Trump VS Biden – Gli aggiornamenti sulle elezioni

I bookmakers oramai si rifiutano di raccogliere scommesse

Pennsylvania, Michigan, Wisconsin, North Carolina e Georgia decideranno sul resto del mondo. È la democrazia nel paese più potente del mondo. E non possiamo farci niente. A mezzogiorno del 4 novembre in cui si scrivono queste brevi note ancora non si conoscono le sorti delle presidenziali degli Stati Uniti. Sicuramente i democratici terranno la Camera ma comunque andrà, all’ultimo voto, Trump la ‘butterà in caciara’, come dicono dalle nostre parti, e questo è un dato assai preoccupante. Più preoccupante di quando nel 2000 Al Gore fu indotto a passare la mano per Bush. Lì era il riconteggio di uno staterello. Qui è tutta l’impalcatura del sistema democratico ad entrare in discussione.
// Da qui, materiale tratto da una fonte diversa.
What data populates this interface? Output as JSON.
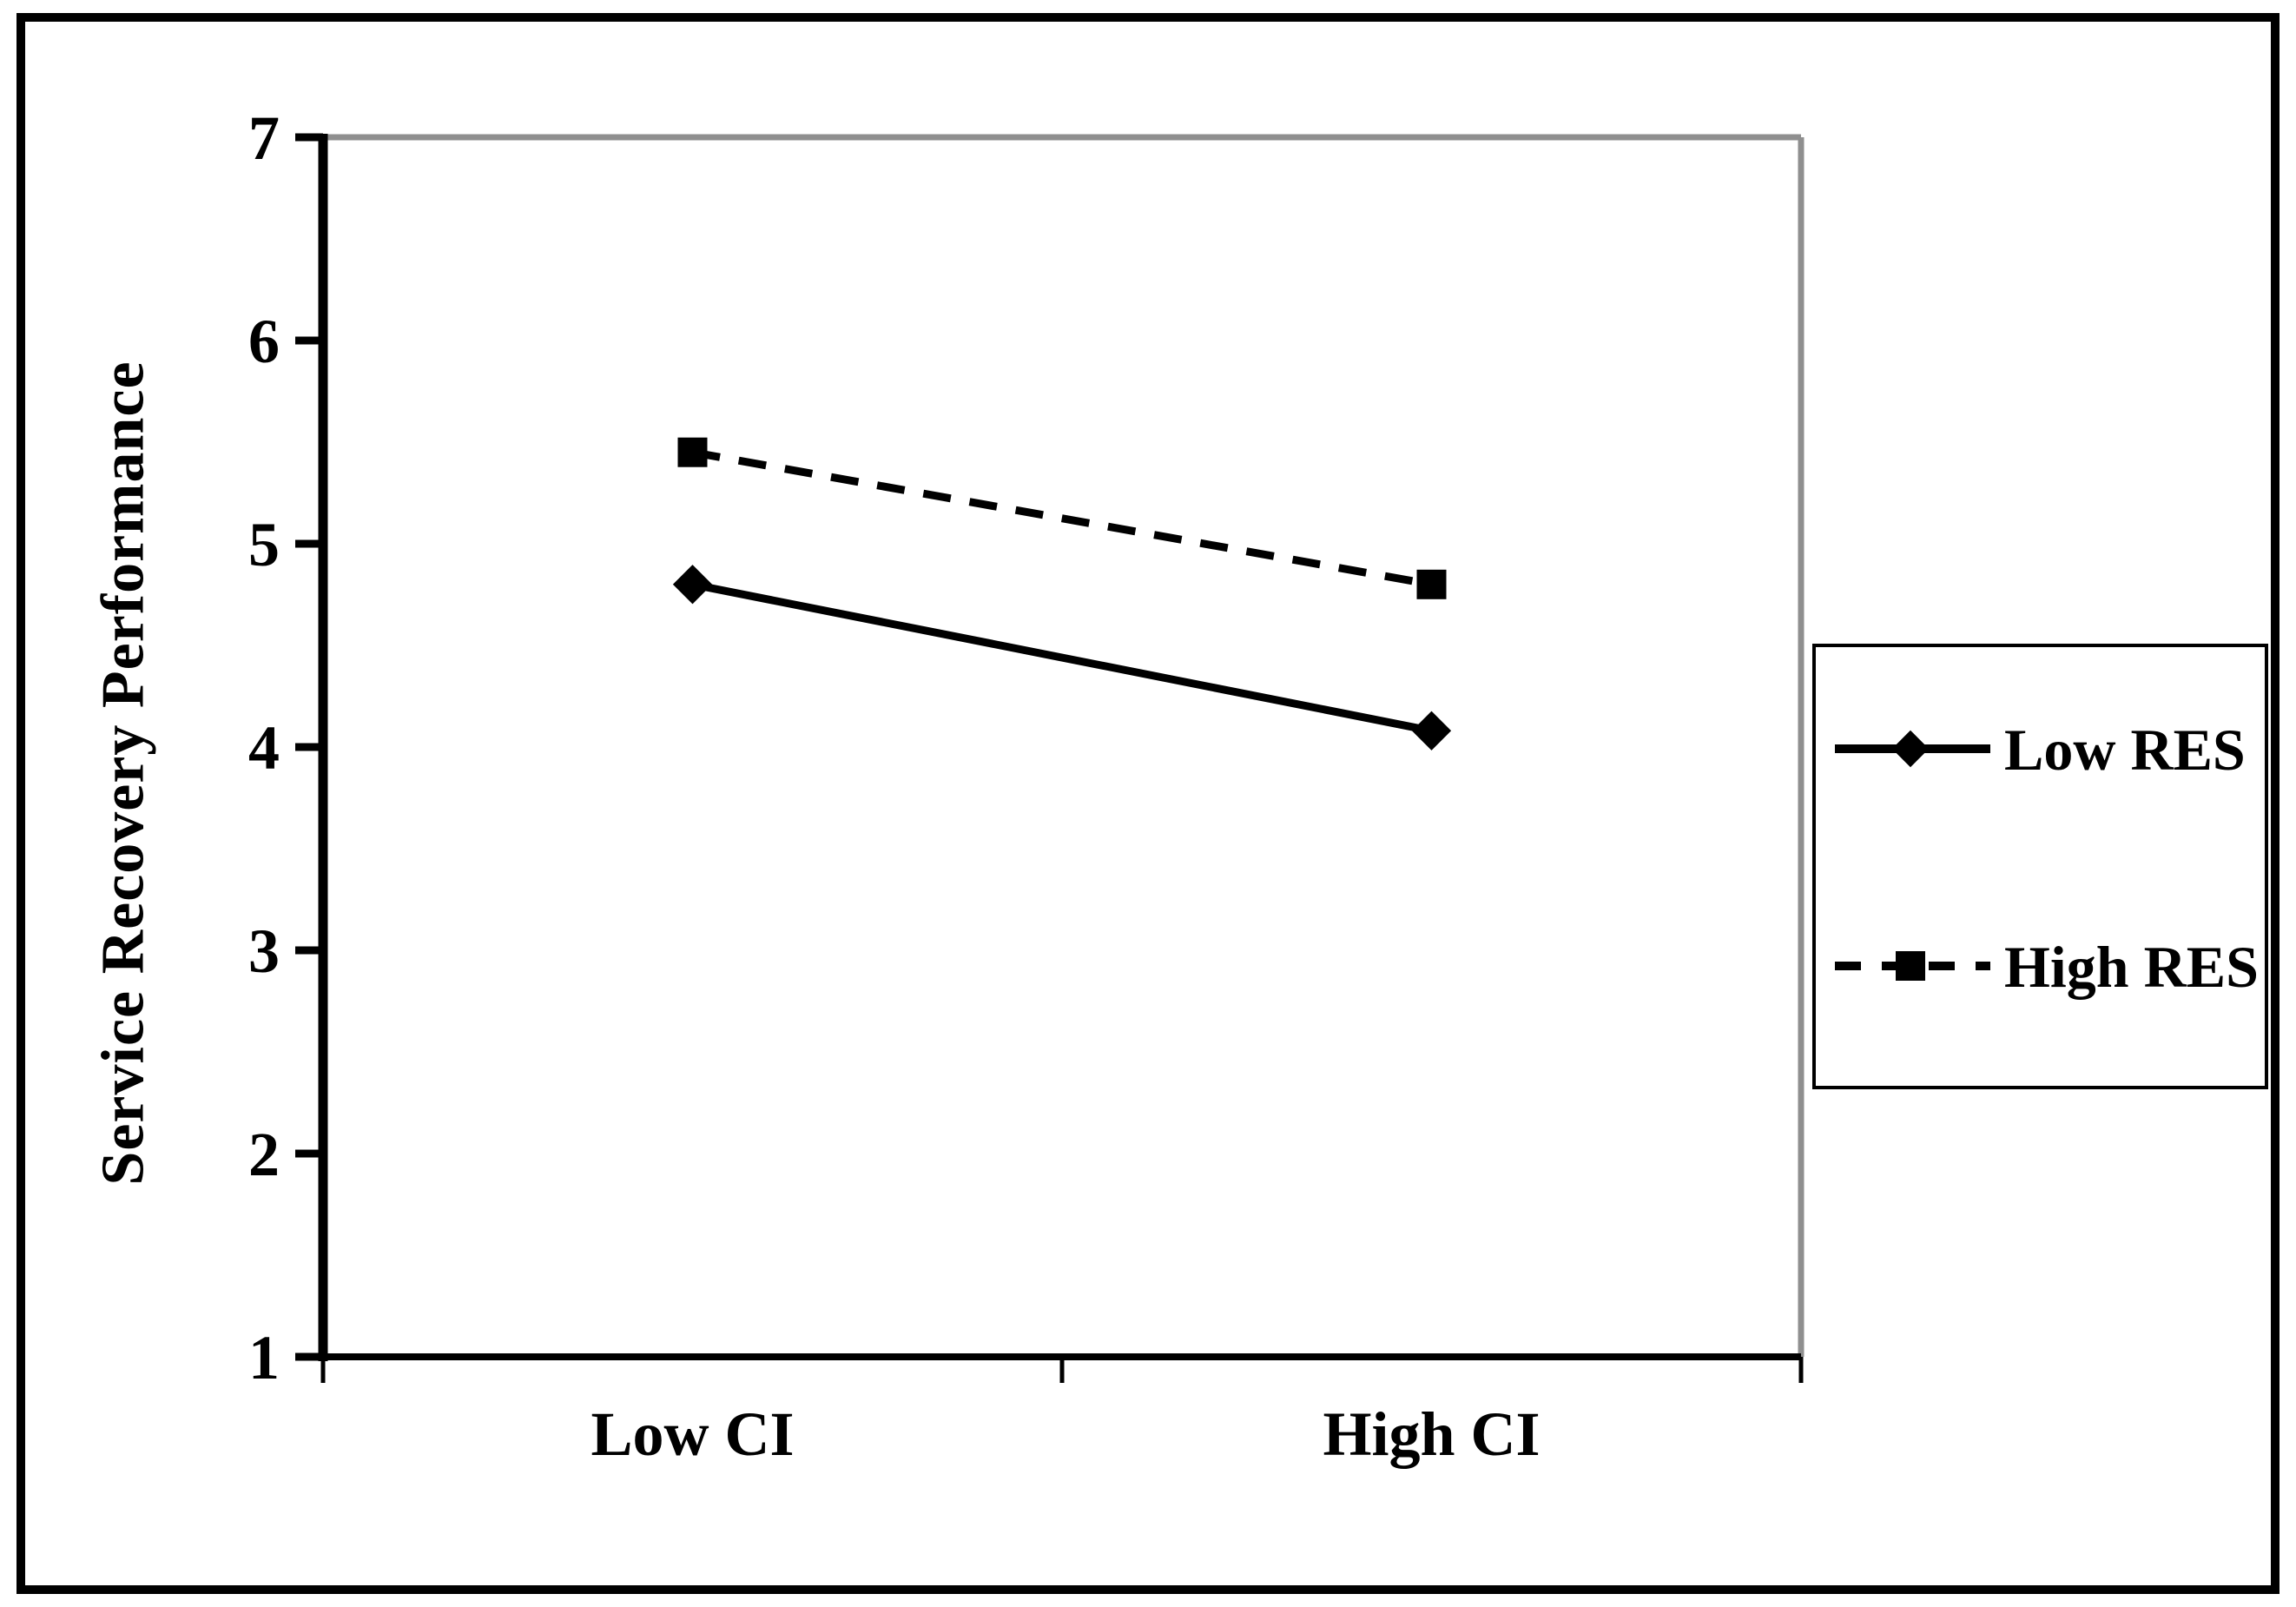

Prima del primo verdetto che proverà ad assegnare la vittoria, sappiamo che a Biden ha dalla sua duecentotrentotto “grandi elettori”. Trump ne ha duecentotredici. Ma per vincere ne occorrono duecentosettanta.
Altro dato certo è che l’affluenza non è mai stata così ampia da un secolo. In un paese dove si deve chiedere la lista elettorale per ottenere il diritto costituzionale al voto sono il sessantasette per cento coloro che hanno votato. La grande affluenza, dicono gli esperti, dovrebbe rafforzare i democratici. Figuratevi se avessero votato in meno! La pessima gestione dell’epidemia dovrebbe aver incrinato la politica di Trump ma ha rafforzato la sua dismissione dallo stato di malattia. L’orrore dell’omicidio di una persona di colore da parte di un poliziotto ha creato rabbia, manifestazioni, città in piena agitazione. Ma non per tutti gli americani. Molti sono invece rassicurati dall’uso della forza. I neri che si sono affermati non amano vedere riproposta la storia del nero negletto e vittima di un sistema crudele. Loro nel sistema ci sono tutti e ne vogliono uscire ancor più vincenti. E la logica di coloro che vogliono uscire vincenti dal loro ambiente funziona nell’ideologia trumpiana.
Probabilmente, scritto sempre a mezzogiorno del 4 novembre, non sarà Trump il presidente degli Stati Uniti confermato. Ma la sua non può che essere letta come una vittoria di un certo tipo di americanismo che è impossibile scalfire.